Rachel Trezise: Outside of your writing you are the Head of Special Projects at Swansea University, executing the Rhys Davies National short story competition and the International Dylan Thomas Prize. What effect, if any, does working with other writers on a daily basis have on your work? Do you have any particular writing routine?

Elaine Canning: It has a very significant effect and one for which I’m hugely grateful. I have the consistent privilege of reading widely across a variety of genres and experiencing a whole range of styles and voices, as well as hearing writers speak about their writing processes and practices.

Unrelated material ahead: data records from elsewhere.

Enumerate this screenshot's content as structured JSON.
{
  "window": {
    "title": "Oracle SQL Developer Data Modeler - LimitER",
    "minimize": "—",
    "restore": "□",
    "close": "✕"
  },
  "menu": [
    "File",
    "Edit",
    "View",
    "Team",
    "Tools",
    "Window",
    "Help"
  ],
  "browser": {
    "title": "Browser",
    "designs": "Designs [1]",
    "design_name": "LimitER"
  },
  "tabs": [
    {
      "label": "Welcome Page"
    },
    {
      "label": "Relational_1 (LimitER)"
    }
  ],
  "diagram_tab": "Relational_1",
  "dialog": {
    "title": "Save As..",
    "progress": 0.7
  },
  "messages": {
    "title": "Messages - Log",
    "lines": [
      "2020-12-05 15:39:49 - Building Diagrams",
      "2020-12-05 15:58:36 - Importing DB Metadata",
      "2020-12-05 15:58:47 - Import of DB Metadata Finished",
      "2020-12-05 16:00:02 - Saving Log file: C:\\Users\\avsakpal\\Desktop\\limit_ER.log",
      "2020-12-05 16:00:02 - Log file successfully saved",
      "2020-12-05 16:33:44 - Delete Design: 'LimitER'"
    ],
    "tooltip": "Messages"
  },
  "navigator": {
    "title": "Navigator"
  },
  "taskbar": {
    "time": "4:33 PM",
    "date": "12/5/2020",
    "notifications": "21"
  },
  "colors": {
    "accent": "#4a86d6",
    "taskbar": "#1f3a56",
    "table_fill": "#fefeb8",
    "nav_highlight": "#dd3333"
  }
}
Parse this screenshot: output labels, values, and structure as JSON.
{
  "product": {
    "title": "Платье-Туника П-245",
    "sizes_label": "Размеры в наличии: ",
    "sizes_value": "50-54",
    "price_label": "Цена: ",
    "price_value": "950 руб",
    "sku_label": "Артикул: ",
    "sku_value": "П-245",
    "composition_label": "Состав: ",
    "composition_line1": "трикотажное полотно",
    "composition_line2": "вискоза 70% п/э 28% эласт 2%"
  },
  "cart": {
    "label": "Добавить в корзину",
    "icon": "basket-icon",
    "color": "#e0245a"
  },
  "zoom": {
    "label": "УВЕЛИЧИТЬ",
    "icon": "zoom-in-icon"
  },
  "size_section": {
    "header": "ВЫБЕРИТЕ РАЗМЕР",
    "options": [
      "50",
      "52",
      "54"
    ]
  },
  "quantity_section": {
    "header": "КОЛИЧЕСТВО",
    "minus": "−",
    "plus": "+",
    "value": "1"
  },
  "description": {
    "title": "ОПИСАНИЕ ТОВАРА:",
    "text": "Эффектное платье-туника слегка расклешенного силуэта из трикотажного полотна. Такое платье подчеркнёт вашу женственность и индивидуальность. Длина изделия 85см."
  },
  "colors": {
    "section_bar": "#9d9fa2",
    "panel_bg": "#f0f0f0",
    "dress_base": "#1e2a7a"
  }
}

I also love the close editorial work I do as part of the Rhys Davies National Short Story Award and working alongside extremely talented judges for both Prizes I’m involved with. I find it all incredibly inspiring and it certainly makes me think more deeply about my own ideas and potential approaches.

In terms of writing routine, I try very hard to protect an hour or so in the very early morning, when it’s just me and my notepad or laptop. I think of it as a time when I can switch off from the rest of the world, before the everyday responsibilities kick in. Other than that, I try to grasp precious writing moments when I can – I’m forever scribbling in a notebook or making notes in my phone when I’m waiting for something else to start.

Rachel Trezise: Finally, what are you working on next?

Elaine Canning: I have three projects on the go at the moment. I’m currently finishing a volume on Maggie O’Farrell for Bloomsbury’s Contemporary Critical Perspectives Series and I’m working on a final draft of a short story collection on the theme of ‘Incommunicado’. The beginnings of a second novel are bedding down too, and I’m really looking forward to developing the characters and story arc over the next few months.

 

The Sandstone City by Elaine Canning is out now with Aderyn Press and can be purchased from your local bookshop or from the publisher’s website (£8.99 in paperback).